Friday, 2 March 2012

Psychoanalysis and Buddhism: Three Phases of a Cultural Encounter

By Steven Stanley, Cardiff School of Social Sciences

We might say that psychoanalysis and Buddhism are both therapies; diagnosing and alleviating our psychological or existential suffering. But the productive, one hundred year dialogue on the margins of these traditions did not begin quite so auspiciously.

Phase 1: Orientalism

Freud and Jung famously fell out over the issue of spirituality.

Freud says psychoanalysis needs to be scientific, not mystical. Religion is an illusion (Future of an Illusion, 1927). Meditators are deluding themselves. Their ‘oceanic experiences’ (Civilization and its Discontents, 1930), or feelings of oneness with God, are an escapist regression to infantile narcissism, or fetal experience in the womb.

Franz Alexander quickly followed suit, describing some advanced Indian meditative states as melancholia, catatonia, or schizophrenic dementia. Nirvana is the ‘deepest regression to the condition of intrauterine life’.

Perhaps the historical Buddha would have been diagnosed as a paranoid schizophrenic?

Orientalists pathologised Eastern religious practitioners to further the European project of imperialist colonization.

Phase 2: Ambivalence

Jung is an important figure in the dialogue between psychology and religion.

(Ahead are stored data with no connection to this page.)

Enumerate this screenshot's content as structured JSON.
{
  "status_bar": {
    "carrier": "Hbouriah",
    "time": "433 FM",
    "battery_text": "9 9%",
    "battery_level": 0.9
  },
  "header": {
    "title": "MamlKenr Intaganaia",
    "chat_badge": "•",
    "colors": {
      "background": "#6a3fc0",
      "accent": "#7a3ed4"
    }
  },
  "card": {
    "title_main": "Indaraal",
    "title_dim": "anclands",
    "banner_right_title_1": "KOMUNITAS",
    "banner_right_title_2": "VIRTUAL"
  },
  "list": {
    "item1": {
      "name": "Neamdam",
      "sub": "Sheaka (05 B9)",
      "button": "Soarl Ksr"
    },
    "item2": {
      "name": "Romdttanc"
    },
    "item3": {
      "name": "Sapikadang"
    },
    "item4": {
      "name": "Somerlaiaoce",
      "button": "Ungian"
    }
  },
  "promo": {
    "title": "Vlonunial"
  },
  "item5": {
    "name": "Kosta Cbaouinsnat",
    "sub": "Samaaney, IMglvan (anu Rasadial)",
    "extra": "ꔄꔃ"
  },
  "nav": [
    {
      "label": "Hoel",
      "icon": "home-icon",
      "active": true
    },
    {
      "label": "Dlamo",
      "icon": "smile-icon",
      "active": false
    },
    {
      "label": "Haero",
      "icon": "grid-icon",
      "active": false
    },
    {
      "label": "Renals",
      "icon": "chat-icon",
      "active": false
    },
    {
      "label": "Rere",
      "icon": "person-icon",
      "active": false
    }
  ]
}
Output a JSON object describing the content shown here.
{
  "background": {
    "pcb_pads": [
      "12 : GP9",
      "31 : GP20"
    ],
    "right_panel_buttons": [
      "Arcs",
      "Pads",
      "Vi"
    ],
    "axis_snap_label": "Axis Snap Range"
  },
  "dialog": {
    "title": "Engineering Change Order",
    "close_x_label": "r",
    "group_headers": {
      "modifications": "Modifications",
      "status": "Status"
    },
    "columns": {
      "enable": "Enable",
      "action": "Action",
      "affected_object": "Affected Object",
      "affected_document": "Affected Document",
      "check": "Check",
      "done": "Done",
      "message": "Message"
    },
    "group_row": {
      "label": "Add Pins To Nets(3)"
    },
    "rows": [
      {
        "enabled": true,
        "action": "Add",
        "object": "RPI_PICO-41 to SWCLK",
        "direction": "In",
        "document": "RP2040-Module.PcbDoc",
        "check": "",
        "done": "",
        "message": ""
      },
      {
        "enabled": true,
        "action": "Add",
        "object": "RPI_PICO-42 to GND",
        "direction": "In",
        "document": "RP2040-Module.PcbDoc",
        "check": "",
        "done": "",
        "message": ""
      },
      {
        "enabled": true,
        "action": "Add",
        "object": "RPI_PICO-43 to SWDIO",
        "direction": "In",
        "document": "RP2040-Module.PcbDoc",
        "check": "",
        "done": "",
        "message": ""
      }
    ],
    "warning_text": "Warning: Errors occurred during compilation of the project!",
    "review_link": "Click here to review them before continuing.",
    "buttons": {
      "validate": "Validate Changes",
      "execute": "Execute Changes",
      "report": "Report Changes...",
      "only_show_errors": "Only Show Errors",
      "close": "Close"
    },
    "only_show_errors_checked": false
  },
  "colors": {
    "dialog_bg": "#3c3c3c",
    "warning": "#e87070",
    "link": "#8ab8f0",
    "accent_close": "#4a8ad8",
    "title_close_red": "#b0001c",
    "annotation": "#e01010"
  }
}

He discusses Christianity, Hinduism, Taoism, and Buddhism - particularly their mystical strands. Like William James, he saw religion as a psychological reality.

Individuation is Jung’s key concept for spiritual and personal growth. The highest goal is unus mundus: a numinous state of unity of consciousness and unconsciousness, similar to some meditative states. We need to step aside and let the unity of Self or God archetypes guide us toward wholeness.

Jung visited India and was interested in yoga. He developed his own ideas and interpretations of it, sometimes disagreeing with yogic philosophy.

He wrote a commentary to the Tibetan Book of the Dead (1937); an introduction to D.T. Suzuki’s Zen Buddhism (1949); and had a conversation with Zen scholar Hisamatsu (1958).

While Jung admired and studied Eastern philosophy, he argued against its widespread use in the West. We cannot copy or steal from each other’s ways. Each must pursue their own path. Westerners are unable to assimilate such culturally distant ideas and practices.

Phase 3: Integration

The post-WWII encounter between Japan and the United States allowed American psychoanalysts to learn Zen.

Karen Horney investigated Morita Therapy in which you pay ‘wholehearted attention’ to everything you do. It fitted a 1950s conservatism of accepting the world, rather than changing it.

In 1960, Erich Fromm argued Zen and psychoanalysis offered parallel ways of liberating the modern person from civilization – through the relaxed spontaneity of ‘beginner’s mind’.

But both lacked experience of meditation.

In 1979 Kornfield, Ram Dass and Miyuki – psychology professionals who had trained in Eastern spiritual practices - debated whether ‘psychological adjustment is liberation’. How compatible is the narcissistic ‘growth movement’ with spiritual development? Much of the debate concerned Buddhist and Jungian ideas.

Buddhism and meditation had started to enter the consulting room. Middle class Buddhists were in analysis. Analysts meditated to train their attentions, cultivate ‘unconditional positive regard’ for clients, or create internal ‘holding environments’. Perhaps the talking cure on the couch could compliment the ‘silent cure’ on the meditation cushion? Buddhist and psychoanalytic schools intermingled.

Mindfulness meditation is important in these integrations. It involves recollecting what is happening while it is happening; becoming more aware and engaged with the present moment. It fits some analysts’ turn from a ‘there and then’ focus on the influence of past traumas on the present, to a ‘here and now’ focus on relational meaning-making between therapist and client. Instead of a transcendent absorption state, it offers a third way beyond expression and repression.

Conclusion

In an interesting twist of fate, psychoanalysis never became a science. While Buddhism became increasingly secularized. Indeed, psychoanalysts have played an important role in interpreting Buddhism as a psychotherapy. The Buddha has become ‘the first psychologist’.

Freud’s aim was to move people from neurotic misery to common unhappiness. Now, positive psychologists are trying to optimize our wellbeing through a ‘science of happiness’. How does this square with Buddhist teachings encouraging us to go ‘beyond the pursuit of happiness’ for its own sake? Perhaps we are misunderstanding Buddhism in the way Jung warned. And perhaps there is a grain of truth in Freud’s critique. Are we deluding ourselves once more?

Recommended Reading:

Safran, J. (2003). Psychoanalysis and Buddhism: An Unfolding Dialogue. Boston: Wisdom.